Friday, February 03, 2012

Bill Buckley, warts and all

Buckley: William F. Buckley Jr. and the Rise of American ConservatismBuckley: William F. Buckley Jr. and the Rise of American Conservatism by Carl T. Bogus

My rating: 5 of 5 stars

Excellent overview of Buckley, and his particular flavor of conservativism, and how he was able to unite disparate wings of conservativism into one "movement."

Bogus has written for The Nation, among other things, but, from my POV, there's no liberal ax-grinding; Buckley is acknowledged for his successes, while still criticized for his flaws.

Besides the "political sociology" success of creating this modern movement, Bogus notes that Buckley himself was primarily a libertarian, but with social conservative leanings to, albeit of a religious nature.

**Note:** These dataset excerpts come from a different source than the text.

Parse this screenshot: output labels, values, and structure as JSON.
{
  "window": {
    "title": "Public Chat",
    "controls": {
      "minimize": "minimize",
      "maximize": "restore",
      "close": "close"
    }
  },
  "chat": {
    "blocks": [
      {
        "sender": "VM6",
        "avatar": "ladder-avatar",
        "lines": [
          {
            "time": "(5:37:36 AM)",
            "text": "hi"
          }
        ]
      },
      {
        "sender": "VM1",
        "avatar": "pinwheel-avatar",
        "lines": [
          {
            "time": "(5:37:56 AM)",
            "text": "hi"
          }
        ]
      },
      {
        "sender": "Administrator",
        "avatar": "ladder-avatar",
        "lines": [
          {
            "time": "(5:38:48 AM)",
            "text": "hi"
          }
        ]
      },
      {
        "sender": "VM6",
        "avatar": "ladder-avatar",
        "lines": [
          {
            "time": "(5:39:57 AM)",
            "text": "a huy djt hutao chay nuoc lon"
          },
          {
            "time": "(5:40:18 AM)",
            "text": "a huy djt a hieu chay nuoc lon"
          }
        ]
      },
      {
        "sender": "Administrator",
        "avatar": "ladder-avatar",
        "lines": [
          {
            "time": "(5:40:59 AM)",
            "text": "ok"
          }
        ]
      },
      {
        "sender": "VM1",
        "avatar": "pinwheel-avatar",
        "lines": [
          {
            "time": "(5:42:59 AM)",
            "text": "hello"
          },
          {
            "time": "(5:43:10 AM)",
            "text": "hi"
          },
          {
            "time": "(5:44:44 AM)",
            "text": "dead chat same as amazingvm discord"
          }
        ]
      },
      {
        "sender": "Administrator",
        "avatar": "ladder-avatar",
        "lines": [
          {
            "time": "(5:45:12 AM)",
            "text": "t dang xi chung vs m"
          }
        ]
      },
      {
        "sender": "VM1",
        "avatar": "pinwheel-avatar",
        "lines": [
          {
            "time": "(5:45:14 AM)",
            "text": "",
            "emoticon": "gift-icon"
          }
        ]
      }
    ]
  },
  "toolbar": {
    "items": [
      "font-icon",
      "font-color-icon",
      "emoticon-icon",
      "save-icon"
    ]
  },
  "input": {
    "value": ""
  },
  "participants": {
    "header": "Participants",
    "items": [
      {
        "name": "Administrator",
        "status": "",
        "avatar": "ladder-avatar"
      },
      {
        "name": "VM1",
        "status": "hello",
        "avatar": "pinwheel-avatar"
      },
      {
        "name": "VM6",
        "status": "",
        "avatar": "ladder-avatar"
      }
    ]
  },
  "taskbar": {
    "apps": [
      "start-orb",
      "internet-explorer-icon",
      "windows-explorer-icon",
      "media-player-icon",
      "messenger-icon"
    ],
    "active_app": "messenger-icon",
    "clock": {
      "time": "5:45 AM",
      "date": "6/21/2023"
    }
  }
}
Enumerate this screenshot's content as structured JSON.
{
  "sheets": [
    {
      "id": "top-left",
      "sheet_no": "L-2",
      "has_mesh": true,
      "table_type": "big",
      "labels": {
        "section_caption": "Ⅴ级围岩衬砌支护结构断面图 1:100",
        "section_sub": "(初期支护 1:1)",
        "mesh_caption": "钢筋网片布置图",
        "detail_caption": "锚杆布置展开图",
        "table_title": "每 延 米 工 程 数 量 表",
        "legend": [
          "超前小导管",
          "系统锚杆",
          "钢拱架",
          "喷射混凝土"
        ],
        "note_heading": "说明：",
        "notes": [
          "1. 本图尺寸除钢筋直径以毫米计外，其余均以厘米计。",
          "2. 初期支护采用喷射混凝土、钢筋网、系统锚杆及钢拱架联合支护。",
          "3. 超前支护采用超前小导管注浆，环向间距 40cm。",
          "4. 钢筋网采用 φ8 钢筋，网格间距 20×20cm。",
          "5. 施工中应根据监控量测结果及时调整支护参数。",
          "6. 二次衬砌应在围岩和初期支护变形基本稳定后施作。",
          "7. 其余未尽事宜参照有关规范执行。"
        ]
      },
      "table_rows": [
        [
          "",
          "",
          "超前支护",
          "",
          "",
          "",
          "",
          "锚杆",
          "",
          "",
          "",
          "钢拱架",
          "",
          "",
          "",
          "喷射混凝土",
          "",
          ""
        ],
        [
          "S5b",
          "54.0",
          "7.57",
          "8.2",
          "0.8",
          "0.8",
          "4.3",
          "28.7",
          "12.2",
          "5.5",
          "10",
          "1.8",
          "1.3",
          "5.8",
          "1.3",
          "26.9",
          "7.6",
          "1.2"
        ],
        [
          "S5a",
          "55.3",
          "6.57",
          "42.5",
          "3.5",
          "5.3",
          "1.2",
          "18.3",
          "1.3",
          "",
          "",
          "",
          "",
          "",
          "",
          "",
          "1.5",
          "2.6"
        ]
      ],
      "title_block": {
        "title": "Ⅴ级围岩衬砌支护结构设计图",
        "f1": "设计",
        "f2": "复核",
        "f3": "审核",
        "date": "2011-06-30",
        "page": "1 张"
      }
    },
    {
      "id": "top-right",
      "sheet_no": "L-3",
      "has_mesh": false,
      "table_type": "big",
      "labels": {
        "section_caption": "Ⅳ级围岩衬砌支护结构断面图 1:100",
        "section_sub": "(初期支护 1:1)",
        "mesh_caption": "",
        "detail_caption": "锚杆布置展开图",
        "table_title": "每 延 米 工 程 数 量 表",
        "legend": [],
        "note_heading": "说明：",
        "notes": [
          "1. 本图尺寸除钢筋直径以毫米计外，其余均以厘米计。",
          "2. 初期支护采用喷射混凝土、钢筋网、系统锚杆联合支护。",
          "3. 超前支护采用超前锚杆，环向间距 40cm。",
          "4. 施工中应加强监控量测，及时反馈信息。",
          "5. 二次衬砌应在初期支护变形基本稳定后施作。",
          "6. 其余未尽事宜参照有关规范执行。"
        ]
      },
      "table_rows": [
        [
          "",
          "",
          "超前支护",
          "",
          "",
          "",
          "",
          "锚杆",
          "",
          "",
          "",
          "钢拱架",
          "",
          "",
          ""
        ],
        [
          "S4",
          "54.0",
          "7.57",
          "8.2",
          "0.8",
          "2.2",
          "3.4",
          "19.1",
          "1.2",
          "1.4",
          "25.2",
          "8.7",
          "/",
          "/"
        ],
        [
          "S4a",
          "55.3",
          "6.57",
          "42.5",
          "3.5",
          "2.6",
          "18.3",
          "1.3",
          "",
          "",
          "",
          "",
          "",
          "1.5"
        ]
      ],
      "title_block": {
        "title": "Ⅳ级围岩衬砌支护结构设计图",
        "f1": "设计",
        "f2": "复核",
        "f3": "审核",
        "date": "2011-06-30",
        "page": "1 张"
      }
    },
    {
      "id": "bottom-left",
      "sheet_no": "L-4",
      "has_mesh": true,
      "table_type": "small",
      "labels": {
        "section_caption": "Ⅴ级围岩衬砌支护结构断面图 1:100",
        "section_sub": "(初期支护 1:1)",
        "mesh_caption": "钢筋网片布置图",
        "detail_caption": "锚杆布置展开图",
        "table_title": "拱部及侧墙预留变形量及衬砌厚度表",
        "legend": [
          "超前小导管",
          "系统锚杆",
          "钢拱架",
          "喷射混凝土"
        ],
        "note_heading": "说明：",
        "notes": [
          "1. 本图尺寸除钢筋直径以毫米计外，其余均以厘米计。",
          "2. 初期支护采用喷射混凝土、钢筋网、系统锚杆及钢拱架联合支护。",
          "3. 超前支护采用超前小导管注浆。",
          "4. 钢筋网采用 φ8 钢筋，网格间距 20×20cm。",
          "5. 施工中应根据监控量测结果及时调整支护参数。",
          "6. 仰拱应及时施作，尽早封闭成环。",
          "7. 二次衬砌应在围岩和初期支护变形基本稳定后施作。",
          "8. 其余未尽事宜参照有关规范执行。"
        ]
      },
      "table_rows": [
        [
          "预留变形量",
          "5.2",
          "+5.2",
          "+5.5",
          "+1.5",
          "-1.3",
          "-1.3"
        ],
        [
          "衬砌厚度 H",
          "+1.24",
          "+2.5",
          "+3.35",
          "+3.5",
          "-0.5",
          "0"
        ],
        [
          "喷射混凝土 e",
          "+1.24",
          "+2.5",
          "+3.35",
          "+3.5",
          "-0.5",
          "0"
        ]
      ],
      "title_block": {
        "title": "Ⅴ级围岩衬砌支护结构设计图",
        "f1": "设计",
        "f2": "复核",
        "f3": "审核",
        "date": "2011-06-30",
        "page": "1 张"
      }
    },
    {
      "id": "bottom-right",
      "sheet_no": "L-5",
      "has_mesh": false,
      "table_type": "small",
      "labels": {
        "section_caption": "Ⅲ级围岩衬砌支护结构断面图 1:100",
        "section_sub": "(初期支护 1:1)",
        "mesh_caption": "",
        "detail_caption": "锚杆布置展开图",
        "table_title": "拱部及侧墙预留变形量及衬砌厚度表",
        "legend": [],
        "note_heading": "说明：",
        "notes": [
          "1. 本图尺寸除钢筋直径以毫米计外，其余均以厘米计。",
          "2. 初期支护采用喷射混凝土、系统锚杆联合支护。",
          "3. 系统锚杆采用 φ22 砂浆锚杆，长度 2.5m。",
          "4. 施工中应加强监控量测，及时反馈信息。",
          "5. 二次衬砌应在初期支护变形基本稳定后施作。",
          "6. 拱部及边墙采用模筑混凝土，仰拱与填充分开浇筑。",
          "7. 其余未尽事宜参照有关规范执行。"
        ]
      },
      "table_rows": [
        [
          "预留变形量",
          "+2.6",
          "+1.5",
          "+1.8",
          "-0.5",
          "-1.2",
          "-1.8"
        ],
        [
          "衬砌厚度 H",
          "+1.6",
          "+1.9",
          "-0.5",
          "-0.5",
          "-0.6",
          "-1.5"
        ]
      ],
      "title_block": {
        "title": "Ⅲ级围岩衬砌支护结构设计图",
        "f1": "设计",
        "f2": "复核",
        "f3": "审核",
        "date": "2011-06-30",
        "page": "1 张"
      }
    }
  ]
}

He was NOT, Bogus says, a Burkean, in his take on individualistic vs. collective strands in conservativism. Bogus says that Americans' "rugged individuality" probably has militated against a Burkean line of thought gaining too much steam in America. And, after Russell Kirk decided to pitch his tent under Buckley's Burkeans had no independent leader in the U.S. (And really still don't today.)

Buckley's biggest failing? That of Ron Paul today - race issues. I knew about mid-1950s National Review issues, which were bad enough to be called, if not racist, at least pandering to racists. But, as late as the late 1960s, Buckley was lamenting that too many blacks were in leadership positions in the fight against the Vietnam War, and claimed they were communist dupes, in part because they weren't smarter. THAT I did not know.

And, that was Buckley's second-biggest mistake - Vietnam. He never did admit he was wrong for backing that war to the bitter end. Bogus says that's because Buckley, beyond "evil empire" takes on monolithic communism, had no coherent foreign policy, nor did he attempt to make one.'

That, in turn reflects not a single mistake, but a larger failing. Bogus rightly calls Buckley not a deep thinker. (There are conservative deep thinkers, but, to riff on Bogus, they're not to be found at the main conservative opinion journals.)

Anyway, I don't want to give away too much about the book. Moderates, liberals, and even honest conservatives who don't worship at Buckley's altar will find plenty to like here.